Re: [RFC PATCH 00/27] Move LRU page reclaim from zones to nodes v2

From: Johannes Weiner
Date: Tue Feb 23 2016 - 19:12:15 EST


On Tue, Feb 23, 2016 at 09:58:59PM +0000, Mel Gorman wrote:
> On Tue, Feb 23, 2016 at 12:59:15PM -0800, Johannes Weiner wrote:
> > The problem is that kswapd will stay awake and continuously draw
> > subsequent allocations into a single zone, thus utilizing only a
> > fraction of available memory.
>
> Not quite. Look at prepare_kswapd_sleep() in the full series and it has this
>
>
> for (i = 0; i <= classzone_idx; i++) {
> struct zone *zone = pgdat->node_zones + i;
>
> if (!populated_zone(zone))
> continue;
>
> if (zone_balanced(zone, order, 0, classzone_idx))
> return true;
> }
>
> and balance_pgdat has this
>
> /* Only reclaim if there are no eligible zones */
> for (i = classzone_idx; i >= 0; i--) {
> zone = pgdat->node_zones + i;
> if (!populated_zone(zone))
> continue;
>
> if (!zone_balanced(zone, order, 0, classzone_idx)) {
> classzone_idx = i;
> break;
> }
> }
>
> kswapd only stays awake until *one* balanced zone is available. That is
> a key difference with the existing kswapd which balances all zones.

Thanks for clarifying, that is a good point. I applied the full series
now locally and the final code is indeed much easier to understand.

> > Sure, it doesn't matter in that benchmark, because the pages are used
> > only once. But if it had an actual cache workingset bigger than DMA32
> > but smaller than DMA32+Normal, it would be thrashing unnecessarily.
> >
> > If kswapd were truly balancing the pages in a node equally, regardless
> > of zone placement, then in the long run we should see zone allocations
> > converge to a share that is in proportion to each zone's size. As far
> > as I can see, that is not quite happening yet.
> >
>
> Not quite either. The order kswapd reclaims is in related to the age of
> all pages in the node. Early in the lifetime of the system, that may be
> ZONE_NORMAL initially until the other zones are populated. Ultimately
> the balance of zones will be related to the age of the pages.

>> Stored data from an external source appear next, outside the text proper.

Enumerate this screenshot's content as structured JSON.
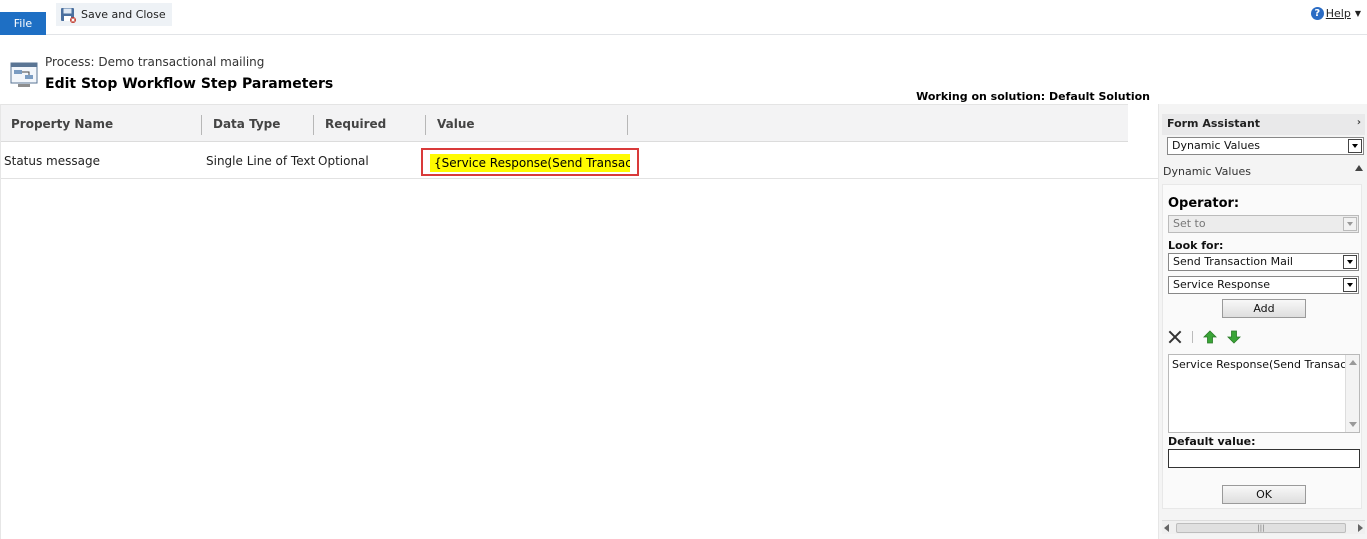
{
  "ribbon": {
    "file_label": "File",
    "save_close_label": "Save and Close",
    "help_label": "Help"
  },
  "header": {
    "process_label": "Process: Demo transactional mailing",
    "title": "Edit Stop Workflow Step Parameters",
    "solution_label": "Working on solution: Default Solution"
  },
  "grid": {
    "columns": [
      "Property Name",
      "Data Type",
      "Required",
      "Value"
    ],
    "rows": [
      {
        "property_name": "Status message",
        "data_type": "Single Line of Text",
        "required": "Optional",
        "value": "{Service Response(Send Transaction Mail)}"
      }
    ]
  },
  "form_assistant": {
    "title": "Form Assistant",
    "mode_select": "Dynamic Values",
    "section_title": "Dynamic Values",
    "operator_label": "Operator:",
    "operator_value": "Set to",
    "look_for_label": "Look for:",
    "look_for_entity": "Send Transaction Mail",
    "look_for_attribute": "Service Response",
    "add_label": "Add",
    "selected_values": "Service Response(Send Transaction Mail)",
    "default_value_label": "Default value:",
    "default_value": "",
    "ok_label": "OK"
  },
  "colors": {
    "file_button": "#1e6fc4",
    "highlight": "#fffb00",
    "focus_border": "#d93a3a",
    "arrow_green": "#3aa537"
  }
}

Thanks again. Yes, the picture is finally clicking into place for me.

> > > > If reclaim can't guarantee a balanced zone utilization then the
> > > > allocator has to keep doing it. :(
> > >
> > > That's the key issue - the main reason balanced zone utilisation is
> > > necessary is because we reclaim on a per-zone basis and we must avoid
> > > page aging anomalies. If we balance such that one eligible zone is above
> > > the watermark then it's less of a concern.
> >
> > Yes, but only if there can't be extended reclaim stretches that prefer
> > the pages of a single zone. Yet it looks like this is still possible.
>
> And that is a problem if a workload is dominated by allocations
> requiring the lower zones. If that is the common case then it's a bust
> and fair zone allocation policy is still required. That removes one
> motivation from the series as it leaves some fatness in the page
> allocator paths.

With your above explanations, I'm now much more confident this series
is doing the right thing. Thanks.

The uncertainty over low-zone allocation floods is real, but what is
also unsettling is that, where the fair zone code used to shield us
from kswapd changes, we now open ourselves up to subtle aging bugs,
which are no longer detectable via the zone placement statistics. And
we have changed kswapd around quite extensively in the recent past.

A good metric for aging distortion might be able to mitigate both
these things. Something to keep an eye on when making changes to
kswapd, or when analyzing performance problems with a workload.

What I have in mind is per-classzone counters of reclaim work. If we
had exact numbers on how much zone-restricted reclaim is being done
relative to unrestricted scans, we could know how severely the aging
process is being distorted under any given workload. That would allow
us to validate these changes here, future kswapd and allocator
changes, and help us identify problematic workloads.

And maybe we can change the now useless pgalloc_ stats from counting
zone placement to counting allocation requests by classzone. We could
then again correlate the number of requests to the amount of work
done. A high amount of restricted reclaim on behalf of mostly Normal
allocation requests would detect the bug I described above, e.g. And
we could generally tell how expensive restricted allocations are in
the new node-LRUs.

What do you think?